With the apprehension of Kevin Shea and the timing of the executive order, she was sure things would calm down. The city would return to normal, or some semblance of it. And she would be at the crest of the wave of peace and harmony – a hero to the community at large, not to any racial segment within it. She had fought for – and won – concessions for her own people, but she had also proved again that she was more than willing to work within the existing white, predominantly male power structure. She was a pragmatist with ideals intact, she told herself.

'You see the president tomorrow, honey, you tell him it's Loretta Wager making him look so good.

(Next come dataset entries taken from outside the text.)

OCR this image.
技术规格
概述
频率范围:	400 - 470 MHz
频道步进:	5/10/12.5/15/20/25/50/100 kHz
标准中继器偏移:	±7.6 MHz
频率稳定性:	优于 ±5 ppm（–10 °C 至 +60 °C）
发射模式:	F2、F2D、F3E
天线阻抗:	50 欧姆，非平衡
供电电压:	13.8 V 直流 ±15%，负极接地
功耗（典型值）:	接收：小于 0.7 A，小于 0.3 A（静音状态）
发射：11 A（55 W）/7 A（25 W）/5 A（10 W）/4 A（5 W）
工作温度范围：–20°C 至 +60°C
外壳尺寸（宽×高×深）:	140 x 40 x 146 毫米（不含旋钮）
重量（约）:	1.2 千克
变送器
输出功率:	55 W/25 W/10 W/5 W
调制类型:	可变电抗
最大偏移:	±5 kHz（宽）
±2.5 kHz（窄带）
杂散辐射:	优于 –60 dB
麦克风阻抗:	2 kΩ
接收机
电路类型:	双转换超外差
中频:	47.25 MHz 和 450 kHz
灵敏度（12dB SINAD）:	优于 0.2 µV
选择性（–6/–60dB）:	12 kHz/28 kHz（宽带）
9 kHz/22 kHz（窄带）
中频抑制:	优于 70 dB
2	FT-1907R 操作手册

Nice and subtle, though, hear?'

'I hear you.'

'I know you do, sugar.'

 

And then there was Abe.

He stood leaning against the jamb, filling the doorway, half-smiling, the simple enjoyment of watching her. She'd been making notes on her projected press conference for the next day, hadn't even sensed his arrival.

'How do you stay so invisible?' he asked her.

'God! Oh, Abe!' Her hand went to her chest. 'You scared me to death.'

'We homicide inspectors are trained to silently stalk our prey. Is it a good time?' Meaning for them to be alone. He stepped into the room, looking a question at her, getting a nod, closing the door behind him. Barefoot as usual, she came around the desk into his arms.